Upon discovery of this inversion perversion, Treasury Secretary Jacob Lew has become distressed that these inversions “hollow out the US corporate income tax base.” He’s called for Congress to make those dirty corporations pay their fair share of taxes and close this “loophole.” Republicans in the Congress are less than enthusiastic, which opens the door for electioneering Democrats to point the finger at those GOP rascals. You know, those scoundrels who always look out for the fat cats.

If Secretary Lew and his boss in the big white mansion engaged in some outside the bubble thinking, they’d find that inversions aren’t something new. Corporations shift their activities in response to onerous tax policies all the time. In fact, advocates for the FairTax have been talking about inversions and how they affect the US economy for at least 10 years. And inversions are only one of the many problematic features of our warped tax code that the FairTax would fix. Mr. Lew should also note that individual taxpayers try to avoid paying income tax too. Those with a few political connections, lubricated by campaign donations, might get their own personal federal income tax loophole.

Now that Mr. Lew has made this discovery, it would be great if he encouraged some House and Senate Democrats to support the FairTax in order to incentivize corporations to stay in the US, rather than to try to punish them for leaving to reduce their tax burden. He might start in Georgia where not a single Democrat is a co-sponsor of this legislation. But, of course, it’s an election year, so let’s get real here. Democrats’ endorsement of the FairTax would take away their opportunities to blast the Republicans for not patching loopholes benefiting those aforementioned dirty corporations. Job growth be damned when there are voters to be hoodwinked.

The FairTax would stimulate economic and job growth beyond DC, something the rest of us might appreciate.
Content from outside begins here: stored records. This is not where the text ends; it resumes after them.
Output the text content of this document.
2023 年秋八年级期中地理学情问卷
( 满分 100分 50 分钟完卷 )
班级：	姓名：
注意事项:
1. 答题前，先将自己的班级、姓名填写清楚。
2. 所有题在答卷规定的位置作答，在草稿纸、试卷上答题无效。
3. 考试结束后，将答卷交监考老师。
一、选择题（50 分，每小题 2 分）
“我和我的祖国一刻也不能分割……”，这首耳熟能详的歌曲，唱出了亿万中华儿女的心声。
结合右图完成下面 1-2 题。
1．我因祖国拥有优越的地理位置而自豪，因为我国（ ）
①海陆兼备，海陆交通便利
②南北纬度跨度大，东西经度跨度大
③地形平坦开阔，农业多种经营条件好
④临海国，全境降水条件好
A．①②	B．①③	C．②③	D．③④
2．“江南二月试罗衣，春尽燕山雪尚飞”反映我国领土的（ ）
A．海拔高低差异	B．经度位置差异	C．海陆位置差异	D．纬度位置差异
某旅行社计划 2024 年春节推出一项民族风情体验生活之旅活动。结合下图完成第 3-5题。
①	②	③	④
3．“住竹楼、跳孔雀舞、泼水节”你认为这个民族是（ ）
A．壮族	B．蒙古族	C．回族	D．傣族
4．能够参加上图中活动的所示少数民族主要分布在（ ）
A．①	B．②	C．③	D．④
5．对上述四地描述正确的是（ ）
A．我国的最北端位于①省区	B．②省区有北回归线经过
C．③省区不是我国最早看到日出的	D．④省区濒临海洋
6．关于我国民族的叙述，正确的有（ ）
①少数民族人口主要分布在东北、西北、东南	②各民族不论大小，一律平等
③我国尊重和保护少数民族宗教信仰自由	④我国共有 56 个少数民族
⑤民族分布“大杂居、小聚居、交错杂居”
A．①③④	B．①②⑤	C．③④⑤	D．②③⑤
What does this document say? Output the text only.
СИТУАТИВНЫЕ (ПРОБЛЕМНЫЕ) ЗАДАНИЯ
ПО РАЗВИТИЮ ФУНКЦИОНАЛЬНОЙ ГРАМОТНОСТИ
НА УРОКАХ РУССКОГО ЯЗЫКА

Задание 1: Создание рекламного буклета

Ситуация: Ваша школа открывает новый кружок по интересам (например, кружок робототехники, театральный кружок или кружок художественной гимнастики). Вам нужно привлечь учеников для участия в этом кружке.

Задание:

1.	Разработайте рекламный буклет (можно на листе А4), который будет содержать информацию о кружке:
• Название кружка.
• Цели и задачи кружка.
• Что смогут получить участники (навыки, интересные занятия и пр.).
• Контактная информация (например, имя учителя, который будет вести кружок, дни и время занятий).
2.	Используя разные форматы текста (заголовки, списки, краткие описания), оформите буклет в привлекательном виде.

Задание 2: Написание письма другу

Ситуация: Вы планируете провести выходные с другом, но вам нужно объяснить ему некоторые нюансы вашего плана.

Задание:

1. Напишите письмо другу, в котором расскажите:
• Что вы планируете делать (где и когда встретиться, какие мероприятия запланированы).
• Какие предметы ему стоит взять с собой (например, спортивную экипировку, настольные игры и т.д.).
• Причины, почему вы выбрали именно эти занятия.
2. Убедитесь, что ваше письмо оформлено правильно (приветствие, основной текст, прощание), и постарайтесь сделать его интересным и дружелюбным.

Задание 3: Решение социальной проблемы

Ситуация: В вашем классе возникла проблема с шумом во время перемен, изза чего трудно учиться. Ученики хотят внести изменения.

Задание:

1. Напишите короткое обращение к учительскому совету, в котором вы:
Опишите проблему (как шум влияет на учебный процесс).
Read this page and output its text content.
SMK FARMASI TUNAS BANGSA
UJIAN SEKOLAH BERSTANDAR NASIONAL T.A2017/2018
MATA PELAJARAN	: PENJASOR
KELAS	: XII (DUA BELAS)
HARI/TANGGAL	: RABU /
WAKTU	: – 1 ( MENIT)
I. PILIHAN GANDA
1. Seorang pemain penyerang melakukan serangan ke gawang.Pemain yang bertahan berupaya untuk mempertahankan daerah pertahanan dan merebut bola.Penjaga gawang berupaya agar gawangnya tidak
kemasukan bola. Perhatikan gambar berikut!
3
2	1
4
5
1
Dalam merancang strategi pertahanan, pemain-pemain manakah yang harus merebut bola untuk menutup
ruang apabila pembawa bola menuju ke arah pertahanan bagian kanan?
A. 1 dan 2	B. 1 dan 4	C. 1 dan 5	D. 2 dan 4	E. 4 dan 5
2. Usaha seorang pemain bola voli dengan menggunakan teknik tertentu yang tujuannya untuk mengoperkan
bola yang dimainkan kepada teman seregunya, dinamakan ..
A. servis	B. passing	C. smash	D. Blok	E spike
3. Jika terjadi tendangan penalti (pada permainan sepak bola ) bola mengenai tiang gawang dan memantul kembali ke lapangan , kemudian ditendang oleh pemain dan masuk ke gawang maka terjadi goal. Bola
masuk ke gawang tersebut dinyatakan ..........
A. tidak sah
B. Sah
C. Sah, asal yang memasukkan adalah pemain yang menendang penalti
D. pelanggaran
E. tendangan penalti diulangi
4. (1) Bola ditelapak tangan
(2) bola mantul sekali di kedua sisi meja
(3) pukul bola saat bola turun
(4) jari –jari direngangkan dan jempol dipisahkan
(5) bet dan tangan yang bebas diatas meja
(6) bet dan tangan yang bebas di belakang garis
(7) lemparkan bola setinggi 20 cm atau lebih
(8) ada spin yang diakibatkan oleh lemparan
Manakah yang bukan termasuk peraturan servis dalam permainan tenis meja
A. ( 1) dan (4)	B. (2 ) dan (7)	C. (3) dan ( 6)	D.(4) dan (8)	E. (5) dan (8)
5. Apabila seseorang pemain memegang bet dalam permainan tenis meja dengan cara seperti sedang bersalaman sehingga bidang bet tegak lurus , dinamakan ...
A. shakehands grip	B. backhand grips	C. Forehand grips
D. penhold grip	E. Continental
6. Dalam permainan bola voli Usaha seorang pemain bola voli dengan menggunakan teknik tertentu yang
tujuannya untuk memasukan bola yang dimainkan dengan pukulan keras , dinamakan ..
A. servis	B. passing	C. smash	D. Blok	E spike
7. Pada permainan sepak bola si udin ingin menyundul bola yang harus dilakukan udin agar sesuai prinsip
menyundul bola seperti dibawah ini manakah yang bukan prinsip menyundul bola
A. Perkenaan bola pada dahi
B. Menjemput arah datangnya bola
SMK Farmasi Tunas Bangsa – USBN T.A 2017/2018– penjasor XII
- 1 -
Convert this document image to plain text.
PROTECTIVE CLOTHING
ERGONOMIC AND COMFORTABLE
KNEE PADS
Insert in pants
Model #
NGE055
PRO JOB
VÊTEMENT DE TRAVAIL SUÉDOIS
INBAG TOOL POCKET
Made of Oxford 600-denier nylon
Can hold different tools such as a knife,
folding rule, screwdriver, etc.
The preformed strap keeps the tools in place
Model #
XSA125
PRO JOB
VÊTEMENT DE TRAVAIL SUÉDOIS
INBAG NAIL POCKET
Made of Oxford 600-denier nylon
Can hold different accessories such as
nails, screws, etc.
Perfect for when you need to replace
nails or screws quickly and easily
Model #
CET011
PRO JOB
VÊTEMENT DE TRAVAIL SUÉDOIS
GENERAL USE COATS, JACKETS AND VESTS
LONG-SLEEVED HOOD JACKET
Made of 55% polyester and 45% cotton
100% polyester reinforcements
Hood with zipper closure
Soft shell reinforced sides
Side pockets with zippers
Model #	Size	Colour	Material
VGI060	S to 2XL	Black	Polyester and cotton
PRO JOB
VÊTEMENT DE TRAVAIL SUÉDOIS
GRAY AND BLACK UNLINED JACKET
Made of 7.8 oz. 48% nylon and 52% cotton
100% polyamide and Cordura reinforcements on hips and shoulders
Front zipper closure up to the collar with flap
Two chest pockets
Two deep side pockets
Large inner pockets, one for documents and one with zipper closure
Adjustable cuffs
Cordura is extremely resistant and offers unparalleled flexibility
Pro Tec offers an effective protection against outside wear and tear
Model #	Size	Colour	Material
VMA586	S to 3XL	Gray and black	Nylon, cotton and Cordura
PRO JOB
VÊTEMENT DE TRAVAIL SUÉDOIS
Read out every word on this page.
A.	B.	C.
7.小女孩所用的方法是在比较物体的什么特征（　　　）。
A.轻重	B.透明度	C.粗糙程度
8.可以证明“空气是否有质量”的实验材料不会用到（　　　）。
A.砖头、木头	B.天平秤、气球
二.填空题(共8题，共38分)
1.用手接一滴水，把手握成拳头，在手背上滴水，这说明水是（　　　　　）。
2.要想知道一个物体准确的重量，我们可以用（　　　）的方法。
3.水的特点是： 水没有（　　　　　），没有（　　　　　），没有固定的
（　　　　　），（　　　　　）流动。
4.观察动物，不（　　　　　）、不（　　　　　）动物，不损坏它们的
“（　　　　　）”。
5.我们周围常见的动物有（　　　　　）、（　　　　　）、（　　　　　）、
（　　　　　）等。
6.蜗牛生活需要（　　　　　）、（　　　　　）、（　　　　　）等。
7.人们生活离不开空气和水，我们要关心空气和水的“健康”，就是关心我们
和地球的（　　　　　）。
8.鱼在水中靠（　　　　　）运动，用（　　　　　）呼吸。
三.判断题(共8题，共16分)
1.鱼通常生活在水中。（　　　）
It would also dissolve the IRS. Wow, just think, we could avoid months of committee hearings and fist pounding over missing emails. Those hearings might cause a few unlucky scapegoats to lose their jobs, but, in the end, probably won’t result in substantive change. If the FairTax were passed and the IRS then disappeared, few tears would be shed outside the Beltway except among tax lawyers and lobbyists making big bucks gaming the current system. No more inversions, no more IRS. Two birds with one stone, so to speak. And job growth, to boot!

Georgia boasts about how it is home to lots of big companies that employ lots of people. I hope that lasts. But, global corporations aren’t the only ones moving for tax advantages. People vote with their feet too. Georgia state legislators take note. Pick up a copy of An Inquiry into the Nature and Causes of the Wealth of States. It documents how there has been a steady flow of citizens and jobs from states with high income tax rates to those with low, or better yet, no income tax. If you want to see that “hollowing out” that has Mr. Lew so concerned, visit Detroit. It ain’t pretty. Our state legislators would do well to put replacing the Georgia state income tax with a consumption tax high on their agenda in the next session while our Federal officials wrangle over the FairTax in DC.